1977, August: Like many others before him, Dominic Fonderini's odyssey began at home with a sudden paralyzing weakness of his right side. Rendered speechless, he listed to his right and slid from his chair to the floor. The sound of the fall and Dominic's initial struggle to get up brought his wife running. As she reached him, her terror matched his. Yet, she maintained enough presence of mind to call for help. By virtue of Dominic's entitlement through service to his country, he was taken to the local Veteran's Administration Hospital. He was evaluated in the emergency room and stabilized. After examination by medicine and neurology residents and a consultation with the respective senior staff physicians, the transport crew took Dominic to the Neurology Ward, Building 21, a quarter of a mile from the main hospital, down a gently sloping protected concrete walk.

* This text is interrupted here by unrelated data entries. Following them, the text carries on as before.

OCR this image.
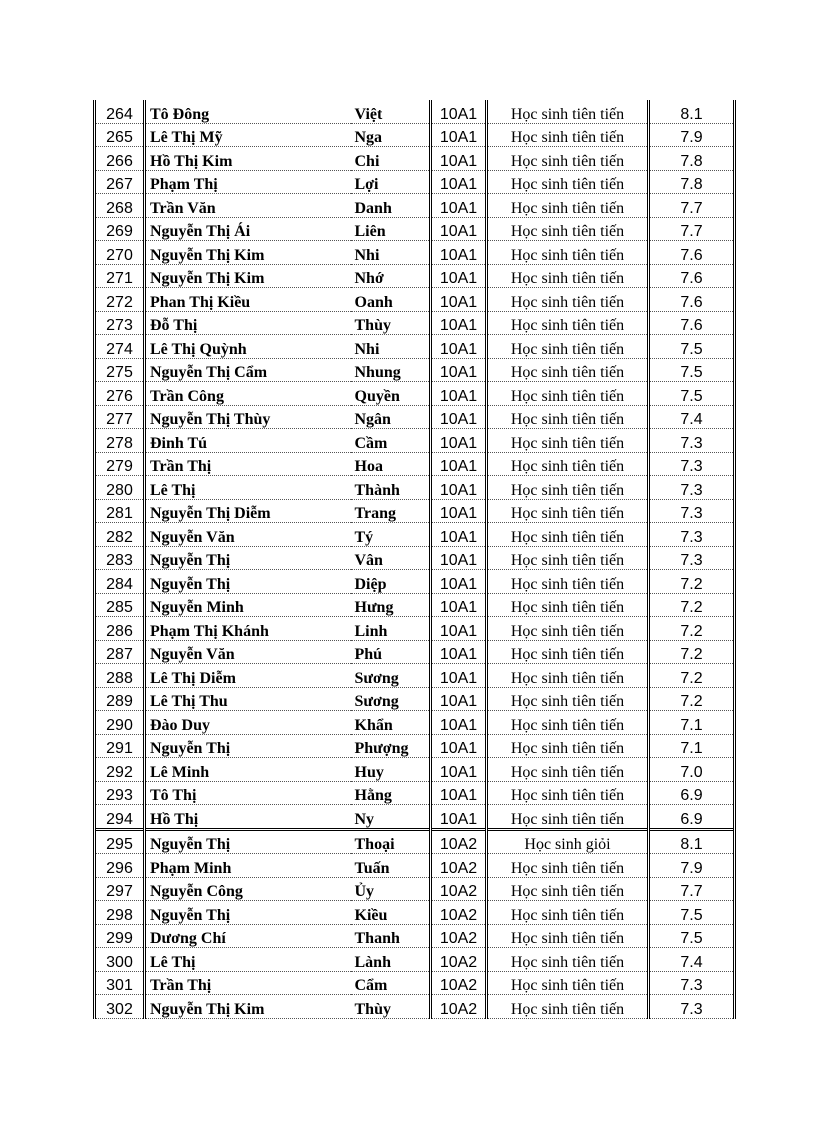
264	Tô Đông	Việt	10A1	Học sinh tiên tiến	8.1
265	Lê Thị Mỹ	Nga	10A1	Học sinh tiên tiến	7.9
266	Hồ Thị Kim	Chi	10A1	Học sinh tiên tiến	7.8
267	Phạm Thị	Lợi	10A1	Học sinh tiên tiến	7.8
268	Trần Văn	Danh	10A1	Học sinh tiên tiến	7.7
269	Nguyễn Thị Ái	Liên	10A1	Học sinh tiên tiến	7.7
270	Nguyễn Thị Kim	Nhi	10A1	Học sinh tiên tiến	7.6
271	Nguyễn Thị Kim	Nhớ	10A1	Học sinh tiên tiến	7.6
272	Phan Thị Kiều	Oanh	10A1	Học sinh tiên tiến	7.6
273	Đỗ Thị	Thùy	10A1	Học sinh tiên tiến	7.6
274	Lê Thị Quỳnh	Nhi	10A1	Học sinh tiên tiến	7.5
275	Nguyễn Thị Cẩm	Nhung	10A1	Học sinh tiên tiến	7.5
276	Trần Công	Quyền	10A1	Học sinh tiên tiến	7.5
277	Nguyễn Thị Thùy	Ngân	10A1	Học sinh tiên tiến	7.4
278	Đinh Tú	Cầm	10A1	Học sinh tiên tiến	7.3
279	Trần Thị	Hoa	10A1	Học sinh tiên tiến	7.3
280	Lê Thị	Thành	10A1	Học sinh tiên tiến	7.3
281	Nguyễn Thị Diễm	Trang	10A1	Học sinh tiên tiến	7.3
282	Nguyễn Văn	Tý	10A1	Học sinh tiên tiến	7.3
283	Nguyễn Thị	Vân	10A1	Học sinh tiên tiến	7.3
284	Nguyễn Thị	Diệp	10A1	Học sinh tiên tiến	7.2
285	Nguyễn Minh	Hưng	10A1	Học sinh tiên tiến	7.2
286	Phạm Thị Khánh	Linh	10A1	Học sinh tiên tiến	7.2
287	Nguyễn Văn	Phú	10A1	Học sinh tiên tiến	7.2
288	Lê Thị Diễm	Sương	10A1	Học sinh tiên tiến	7.2
289	Lê Thị Thu	Sương	10A1	Học sinh tiên tiến	7.2
290	Đào Duy	Khẩn	10A1	Học sinh tiên tiến	7.1
291	Nguyễn Thị	Phượng	10A1	Học sinh tiên tiến	7.1
292	Lê Minh	Huy	10A1	Học sinh tiên tiến	7.0
293	Tô Thị	Hằng	10A1	Học sinh tiên tiến	6.9
294	Hồ Thị	Ny	10A1	Học sinh tiên tiến	6.9
295	Nguyễn Thị	Thoại	10A2	Học sinh giỏi	8.1
296	Phạm Minh	Tuấn	10A2	Học sinh tiên tiến	7.9
297	Nguyễn Công	Ủy	10A2	Học sinh tiên tiến	7.7
298	Nguyễn Thị	Kiều	10A2	Học sinh tiên tiến	7.5
299	Dương Chí	Thanh	10A2	Học sinh tiên tiến	7.5
300	Lê Thị	Lành	10A2	Học sinh tiên tiến	7.4
301	Trần Thị	Cẩm	10A2	Học sinh tiên tiến	7.3
302	Nguyễn Thị Kim	Thùy	10A2	Học sinh tiên tiến	7.3
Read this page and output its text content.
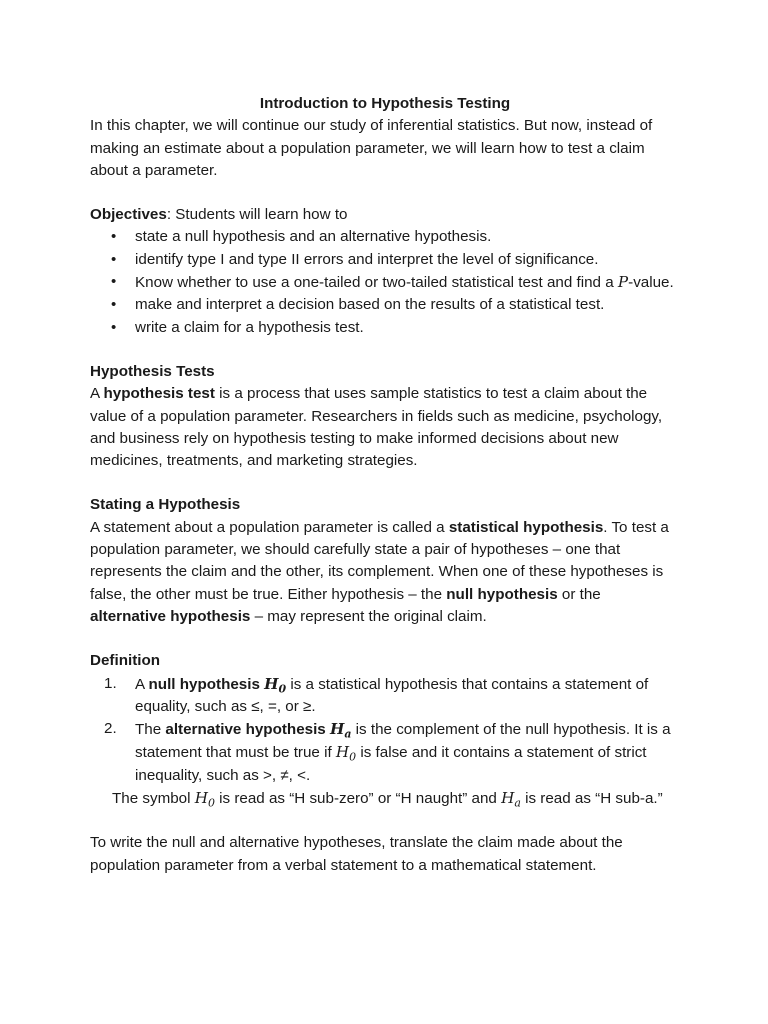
Introduction to Hypothesis Testing

In this chapter, we will continue our study of inferential statistics. But now, instead of making an estimate about a population parameter, we will learn how to test a claim about a parameter.

Objectives: Students will learn how to

• state a null hypothesis and an alternative hypothesis.
• identify type I and type II errors and interpret the level of significance.
• Know whether to use a one-tailed or two-tailed statistical test and find a P-value.
• make and interpret a decision based on the results of a statistical test.
• write a claim for a hypothesis test.

Hypothesis Tests

A hypothesis test is a process that uses sample statistics to test a claim about the value of a population parameter. Researchers in fields such as medicine, psychology, and business rely on hypothesis testing to make informed decisions about new medicines, treatments, and marketing strategies.

Stating a Hypothesis

A statement about a population parameter is called a statistical hypothesis. To test a population parameter, we should carefully state a pair of hypotheses – one that represents the claim and the other, its complement. When one of these hypotheses is false, the other must be true. Either hypothesis – the null hypothesis or the alternative hypothesis – may represent the original claim.

Definition

1. A null hypothesis $H_0$ is a statistical hypothesis that contains a statement of equality, such as ≤, =, or ≥.
2. The alternative hypothesis $H_a$ is the complement of the null hypothesis. It is a statement that must be true if $H_0$ is false and it contains a statement of strict inequality, such as >, ≠, <.

The symbol $H_0$ is read as “H sub-zero” or “H naught” and $H_a$ is read as “H sub-a.”

To write the null and alternative hypotheses, translate the claim made about the population parameter from a verbal statement to a mathematical statement.
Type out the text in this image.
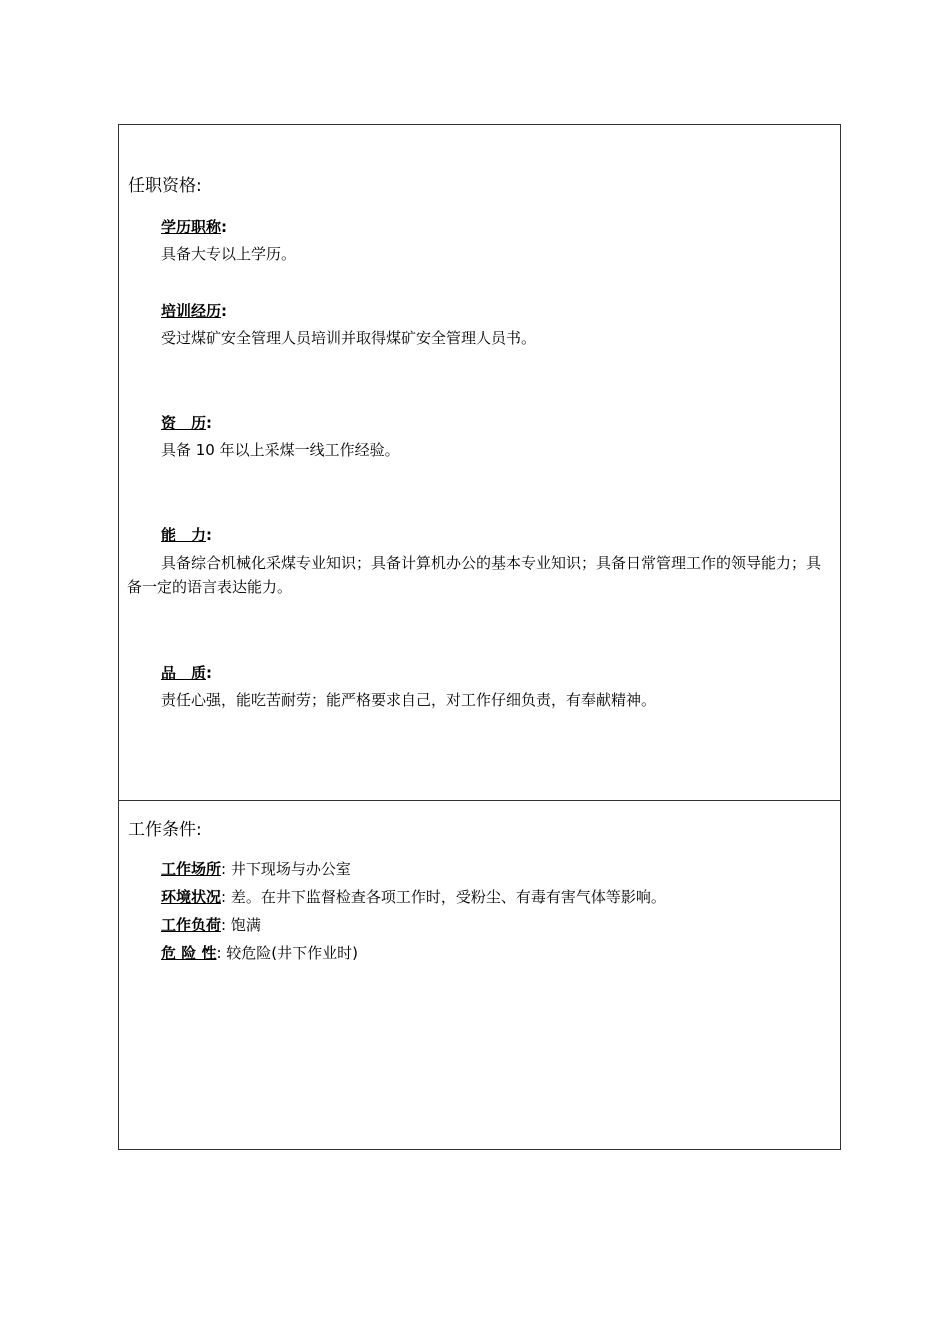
任职资格:
学历职称:
具备大专以上学历。
培训经历:
受过煤矿安全管理人员培训并取得煤矿安全管理人员书。
资　历:
具备 10 年以上采煤一线工作经验。
能　力:
具备综合机械化采煤专业知识；具备计算机办公的基本专业知识；具备日常管理工作的领导能力；具备一定的语言表达能力。
品　质:
责任心强，能吃苦耐劳；能严格要求自己，对工作仔细负责，有奉献精神。
工作条件:
工作场所: 井下现场与办公室
环境状况: 差。在井下监督检查各项工作时，受粉尘、有毒有害气体等影响。
工作负荷: 饱满
危 险 性: 较危险(井下作业时)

The entry to Building 21 was not unique nor was the entry hall with its pale yellow tiled walls, divided in two by a brown line two-thirds of the way up. Yellow tiles punctuated the faded green linoleum floor, marking the way to the ward. Along the way, the litter, upon which Dominic lay, negotiated three turns, passed through four fire-doors, and traversed five different corridors. The way was bright; the corridor's smell, antiseptic. The final stretch on the way to the ward led past the resident physicians' night call room that was small, sterile, and Spartan. The conference room was next, its desks cluttered with books and papers. Then, there was the nursing station, almost always in order. The transporters pushed the litter through a final turn at the nursing station and entered another corridor, lined by rooms, patient rooms, private and semi-private, containing young and old derelict bodies, some with derelict minds. These patients represented the ravages of stroke, alcohol, Alzheimer's disease, and amyotrophic lateral sclerosis, more commonly known as Lou Gehrig's disease. The hall ended at the open ward, a large bright room with windows on three sides. Four-foot walls partitioned the ward and defined twelve areas, each with a bed and nightstand. The open ward lacked privacy; but from the entrance, the staff could observe and attend the patients in an efficient manner. Dominic's physicians had assigned him there.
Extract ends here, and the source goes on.